UNI-Europa and EMF members in HP/EDS are extremely concerned about the management’s attempt to take advantage of the current crisis to undertake off-shoring to low-cost countries.

In a joint press release dated 15 July 2009, UNI-Europe and EMF state their concerns about the HP/EDS management’s attempt to take advantage of the current crisis to undertake off-shoring to low-cost countries.

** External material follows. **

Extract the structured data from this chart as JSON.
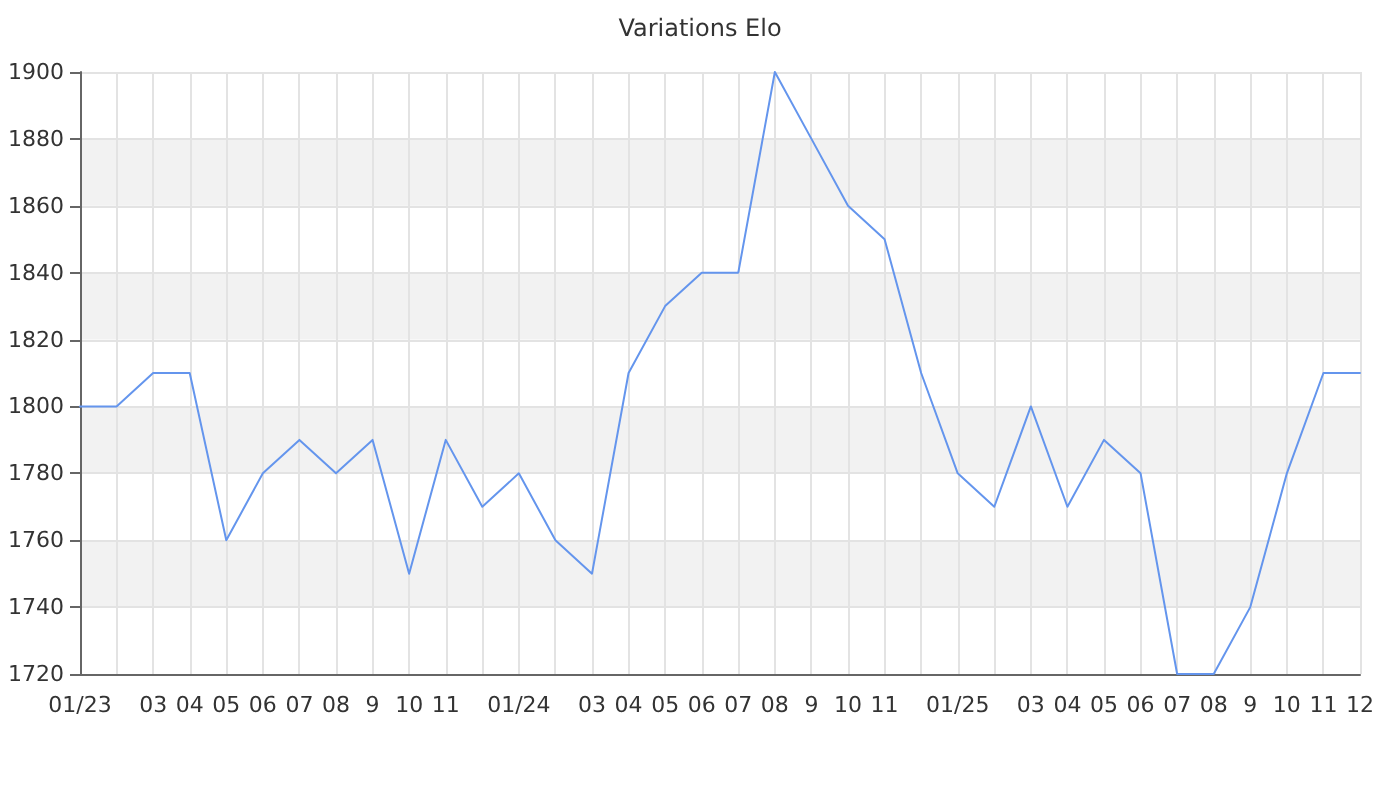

The new European Works Council Directive (EWC Directive) strengthens communication between EWC members and the workers they represent. HP/EDS management claims that dialogue with the EWC is indeed a priority and that it respects the applicable laws with regard to information and consultation of workers. In reality however, the workers’ representatives in the EWC cannot exercise their representative functions since they are denied the right to report back to the workers they represent. It is clear that HP/EDS management is simply paying lip service to the Directive and this is totally unacceptable to the UNI-Europa and EMF trade union representatives who gathered in Brussels recently.

HP/EDS management is not willing to develop a constructive social dialogue at European or national levels. There has been much evidence from different countries in recent weeks to show that it is only prepared to enter discussions when trade unions start taking legal steps or mobilising workers. This attitude is really regrettable and leads to frustration and anger among the European workforce.  They stress that the company’s growth is no longer geared to R&D or an innovative industrial strategy, which again puts the long-term viability of HP/EDS at stake.

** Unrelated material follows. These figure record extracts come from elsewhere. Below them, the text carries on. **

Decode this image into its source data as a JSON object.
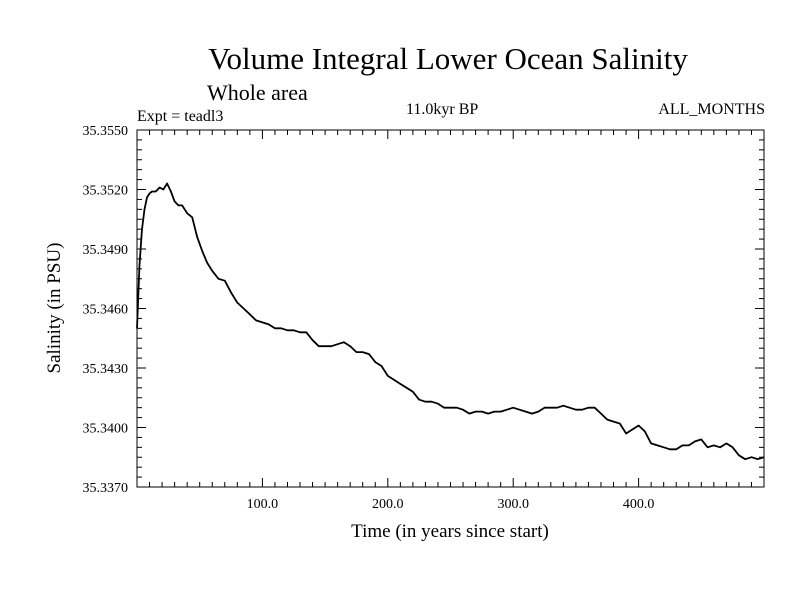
{
  "chart_data": {
    "type": "line",
    "title": "Volume Integral Lower Ocean Salinity",
    "subtitle": "Whole area",
    "experiment": "Expt = teadl3",
    "period": "11.0kyr BP",
    "months": "ALL_MONTHS",
    "xlabel": "Time (in years since start)",
    "ylabel": "Salinity (in PSU)",
    "xlim": [
      0,
      500
    ],
    "ylim": [
      35.337,
      35.355
    ],
    "x_ticks": [
      100,
      200,
      300,
      400
    ],
    "x_tick_labels": [
      "100.0",
      "200.0",
      "300.0",
      "400.0"
    ],
    "y_ticks": [
      35.337,
      35.34,
      35.343,
      35.346,
      35.349,
      35.352,
      35.355
    ],
    "y_tick_labels": [
      "35.3370",
      "35.3400",
      "35.3430",
      "35.3460",
      "35.3490",
      "35.3520",
      "35.3550"
    ],
    "series": [
      {
        "name": "Salinity",
        "color": "#000000",
        "x": [
          0,
          2,
          4,
          6,
          8,
          10,
          12,
          15,
          18,
          21,
          24,
          27,
          30,
          33,
          36,
          40,
          44,
          48,
          52,
          56,
          60,
          65,
          70,
          75,
          80,
          85,
          90,
          95,
          100,
          105,
          110,
          115,
          120,
          125,
          130,
          135,
          140,
          145,
          150,
          155,
          160,
          165,
          170,
          175,
          180,
          185,
          190,
          195,
          200,
          205,
          210,
          215,
          220,
          225,
          230,
          235,
          240,
          245,
          250,
          255,
          260,
          265,
          270,
          275,
          280,
          285,
          290,
          295,
          300,
          305,
          310,
          315,
          320,
          325,
          330,
          335,
          340,
          345,
          350,
          355,
          360,
          365,
          370,
          375,
          380,
          385,
          390,
          395,
          400,
          405,
          410,
          415,
          420,
          425,
          430,
          435,
          440,
          445,
          450,
          455,
          460,
          465,
          470,
          475,
          480,
          485,
          490,
          495,
          500
        ],
        "values": [
          35.345,
          35.3482,
          35.35,
          35.351,
          35.3516,
          35.3518,
          35.3519,
          35.3519,
          35.3521,
          35.352,
          35.3523,
          35.3519,
          35.3514,
          35.3512,
          35.3512,
          35.3508,
          35.3506,
          35.3496,
          35.3489,
          35.3483,
          35.3479,
          35.3475,
          35.3474,
          35.3468,
          35.3463,
          35.346,
          35.3457,
          35.3454,
          35.3453,
          35.3452,
          35.345,
          35.345,
          35.3449,
          35.3449,
          35.3448,
          35.3448,
          35.3444,
          35.3441,
          35.3441,
          35.3441,
          35.3442,
          35.3443,
          35.3441,
          35.3438,
          35.3438,
          35.3437,
          35.3433,
          35.3431,
          35.3426,
          35.3424,
          35.3422,
          35.342,
          35.3418,
          35.3414,
          35.3413,
          35.3413,
          35.3412,
          35.341,
          35.341,
          35.341,
          35.3409,
          35.3407,
          35.3408,
          35.3408,
          35.3407,
          35.3408,
          35.3408,
          35.3409,
          35.341,
          35.3409,
          35.3408,
          35.3407,
          35.3408,
          35.341,
          35.341,
          35.341,
          35.3411,
          35.341,
          35.3409,
          35.3409,
          35.341,
          35.341,
          35.3407,
          35.3404,
          35.3403,
          35.3402,
          35.3397,
          35.3399,
          35.3401,
          35.3398,
          35.3392,
          35.3391,
          35.339,
          35.3389,
          35.3389,
          35.3391,
          35.3391,
          35.3393,
          35.3394,
          35.339,
          35.3391,
          35.339,
          35.3392,
          35.339,
          35.3386,
          35.3384,
          35.3385,
          35.3384,
          35.3385
        ]
      }
    ]
  }
}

UNI-Europa and EMF will again approach central management, urging it to allow workers’ representatives to effectively fullfil their duties towards the workers they represent and ensure effective information and consultation processes.

The two organisations will ask the EU Commission to investigate this case further. European trade union coordination will evidently be maintained and further protest actions will be envisaged.

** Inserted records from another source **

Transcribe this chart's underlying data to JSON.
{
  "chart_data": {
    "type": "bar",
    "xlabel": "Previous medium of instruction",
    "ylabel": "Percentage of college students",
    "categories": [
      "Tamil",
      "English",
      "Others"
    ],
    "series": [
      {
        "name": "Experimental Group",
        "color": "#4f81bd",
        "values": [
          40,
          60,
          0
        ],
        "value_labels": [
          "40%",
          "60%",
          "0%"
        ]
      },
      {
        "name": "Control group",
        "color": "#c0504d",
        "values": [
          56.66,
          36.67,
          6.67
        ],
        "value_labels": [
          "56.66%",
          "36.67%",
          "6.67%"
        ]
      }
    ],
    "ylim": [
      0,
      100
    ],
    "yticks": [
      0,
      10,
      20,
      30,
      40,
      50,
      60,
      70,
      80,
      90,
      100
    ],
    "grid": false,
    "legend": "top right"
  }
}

In May 2008, HP acquired Electronic Data Systems EDS for $13.9 billion. In September 2008, HP announced a restructuring programme for the EDS business group. HP stated that the restructuring programme will take place over three years and includes a workforce reduction. The workforce reduction plans announced by HP “will vary by country, based on local legal requirements and consultation with works councils and employee representatives, as appropriate. Approximately 7.5 percent of the combined company’s workforce, or about 24,600 employees, will be affected over the course of the program, with nearly half of the reductions occurring in the United States. HP will provide employees affected by this restructuring program with severance packages, counseling and job placement services.” Trade unions  throughout the continent have protested against the HP/EDS restructuring plan, and its consequent salary freeze, benefit cuts and redundancies.

On 23 April 2009 the Council adopted a revised directive on European Works Councils (EWCs) following the Parliament’s first-reading agreement on the recast version during its plenary in December 2008. The recast of the directive is aimed at increasing the presence and effectiveness of EWCs across the European Union and at tightening the definitions of information and consultation of workers. Following the court judgements in the Vilvoorde, British Airways and Marks&Spencer cases, the Parliament clarified the definition of ‘transnational’. It decided that when a decision of closure or restructuring is taken in one Member State but affects the workers in another, it must be considered transnational. Matters that concern the entire undertaking or group or at least two Member States, are considered to be transnational. Member States must also ensure that in the event of a failure to comply with the EWC Directive sanctions are ‘adequate, proportionate and dissuasive’. Of major importance to the trade unions was the decision that European social partners now have the right to be informed when a request for setting up an EWC is made. Following the publication the Member States will have two years to implement the new rules at national level. On 16 May the final EWC directive recast text was published in the EU’s Official Journal.